MaryEllen nudged him aside, knelt and reached in the cupboard for peroxide, cotton swabs and a box of bandaids.

"It won't help for lock jaw," she admonished, dabbing the cut and wrapping it securely. "Do you want to go to the doctor?"

"No," Steve grumbled, mollified by her gentleness, attention.

"Sure?" MaryEl asked brightly. "I'll drive."

"Naw, it'll be fine." Steve was calm now.

"Okay, let me know if you need anything." MaryEllen turned away.

"Thanks." Steve reached for her hand and missed.

Turning round the doorframe, MaryEl disappeared. Steve sat on the toilet seat, staring at his finger. Life? Death? Lockjaw? Hiding, secret from him, in a blind flying jab to the universe and its quarter-inch deep uppercut return, all the questions, paradoxes, mysteries of his existence. Lives and years concentrated, contained, answered within a second and a tiny puncture to one small, point-five percent part of his anatomy. Steve shook his head.

"What was I doing?" he mumbled. "Oh, yeah, building a shelf."

"Dinner'll be ready in half an hour or so," MaryEl called.

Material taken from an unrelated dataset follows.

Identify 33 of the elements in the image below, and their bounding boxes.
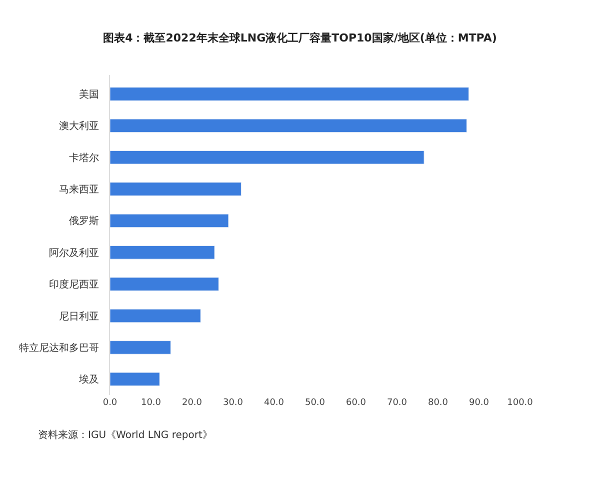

"Okay. I'm just out in the shed." Steve pushed the screen behind him.

Evening mists sifted over the mountain riffles. Their peaks arched, crested through smoke-and-white veils. A settling shadowglow of orange winked and teased through wondering, thunderful clouds.

Steve bent toward his broken saw. "Whom the gods would destroy," warned the voice of his father, "they first make mad."

Working quietly at the bench, undoing small screws, removing bent plates, he felt the storm approach. Tree branches scraped on the roof. The wind whined against loose panes. Steve reached to close a window as the workshop door blew shut.